Thank God for Google! These blogs are the only way I can build websites for my rides, and I think they do just fine.

This latest bad idea has a couple themes or motivations behind it. I am currently living in New Orleans, and I have 10 days to kill before Christmas, so why not do a ride? I've been wanting to try a cold weather tour, and I think this will be a good introduction. I may hit snow and ice further north, but at least Louisiana should be free of the really nasty weather.

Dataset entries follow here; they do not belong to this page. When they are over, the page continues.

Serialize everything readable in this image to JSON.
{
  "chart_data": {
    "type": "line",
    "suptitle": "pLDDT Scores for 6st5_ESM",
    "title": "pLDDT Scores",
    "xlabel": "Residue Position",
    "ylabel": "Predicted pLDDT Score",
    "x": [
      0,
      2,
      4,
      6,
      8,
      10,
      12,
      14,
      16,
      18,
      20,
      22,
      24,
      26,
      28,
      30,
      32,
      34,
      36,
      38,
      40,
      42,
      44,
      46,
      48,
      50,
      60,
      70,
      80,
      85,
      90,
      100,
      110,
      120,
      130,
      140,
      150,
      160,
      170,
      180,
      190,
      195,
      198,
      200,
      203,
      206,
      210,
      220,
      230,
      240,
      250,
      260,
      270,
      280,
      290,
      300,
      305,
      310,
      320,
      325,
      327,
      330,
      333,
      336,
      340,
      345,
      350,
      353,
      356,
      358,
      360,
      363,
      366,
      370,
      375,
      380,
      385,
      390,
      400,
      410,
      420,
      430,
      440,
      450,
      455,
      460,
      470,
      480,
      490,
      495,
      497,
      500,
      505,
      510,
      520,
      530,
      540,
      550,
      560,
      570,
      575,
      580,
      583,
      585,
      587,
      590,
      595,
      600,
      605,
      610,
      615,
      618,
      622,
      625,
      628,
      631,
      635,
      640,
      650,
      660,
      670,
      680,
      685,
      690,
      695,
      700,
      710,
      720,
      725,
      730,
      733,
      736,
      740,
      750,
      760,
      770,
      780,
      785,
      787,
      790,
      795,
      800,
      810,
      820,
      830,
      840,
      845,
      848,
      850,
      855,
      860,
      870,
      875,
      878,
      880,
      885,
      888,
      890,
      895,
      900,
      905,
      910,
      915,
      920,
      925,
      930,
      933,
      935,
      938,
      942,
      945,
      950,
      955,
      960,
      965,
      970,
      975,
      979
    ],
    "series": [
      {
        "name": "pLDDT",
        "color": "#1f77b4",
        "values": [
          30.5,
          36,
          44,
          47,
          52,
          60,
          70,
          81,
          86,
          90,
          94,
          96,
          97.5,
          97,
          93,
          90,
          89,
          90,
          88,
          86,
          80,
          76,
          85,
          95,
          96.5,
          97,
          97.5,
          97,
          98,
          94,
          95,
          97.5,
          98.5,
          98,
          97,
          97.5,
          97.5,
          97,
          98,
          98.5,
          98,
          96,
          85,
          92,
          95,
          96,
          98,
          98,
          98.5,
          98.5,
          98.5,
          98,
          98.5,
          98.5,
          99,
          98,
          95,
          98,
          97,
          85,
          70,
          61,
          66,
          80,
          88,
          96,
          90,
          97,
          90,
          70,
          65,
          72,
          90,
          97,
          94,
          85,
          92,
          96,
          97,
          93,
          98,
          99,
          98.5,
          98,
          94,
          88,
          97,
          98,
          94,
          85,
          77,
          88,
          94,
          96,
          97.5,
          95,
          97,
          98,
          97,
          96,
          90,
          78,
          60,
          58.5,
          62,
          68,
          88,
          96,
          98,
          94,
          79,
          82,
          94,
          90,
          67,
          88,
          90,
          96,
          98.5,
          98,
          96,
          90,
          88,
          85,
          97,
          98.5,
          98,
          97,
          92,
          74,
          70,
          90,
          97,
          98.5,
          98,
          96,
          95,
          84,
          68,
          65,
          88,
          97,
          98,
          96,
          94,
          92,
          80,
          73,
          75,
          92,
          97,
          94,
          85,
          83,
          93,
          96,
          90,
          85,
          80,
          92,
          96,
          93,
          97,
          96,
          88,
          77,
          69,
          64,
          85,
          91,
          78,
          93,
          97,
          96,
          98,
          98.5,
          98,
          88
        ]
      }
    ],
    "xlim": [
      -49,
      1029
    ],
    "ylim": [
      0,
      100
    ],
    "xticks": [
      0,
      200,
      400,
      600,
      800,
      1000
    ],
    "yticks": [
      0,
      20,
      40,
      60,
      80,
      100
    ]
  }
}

A few months ago, I set a personal goal to stand on the highest point in each of the 50 US states before I die. I have a few high points already (New York, Vermont, New Hampshire, Colorado), so this is a continuation of that plan. The mountains along the way are open year round, and are easy treks to their summits. It should be a good way to spend a few days before the holidays.

I used to live in Saint Louis, so that is my destination. I still have friends there, which makes the logistics much easier. Saint Louis is where I really honed my skills in emergency management, which is the industry I am trying to break into down in New Orleans. Saint Louis will be a homecoming, of sorts. It's the place where I changed careers, eventually leading me to the Gulf Coast.

And finally, I am still working out the details, but I hope to make this trip a fundraiser for some friends of mine in the Philippines who survived Typhoon Haiyan (called Yolanda locally). I served as a Peace Corps Response volunteer in Calbayog City on the island of Samar. The island suffered massive damage to its critical infrastructure, and my friends have been relaying some rather disturbing stories about post-typhoon life in Calbayog over the past few weeks. I want to help them out, but am a broke-ass graduate student (as you can see by my sleek Diamondback bicycle). The Africa ride was a successful fundraiser, so why not seize this opportunity to help out some really good people that are finding themselves in a really bad situation?

I'll post fundraiser details once I've worked it all out.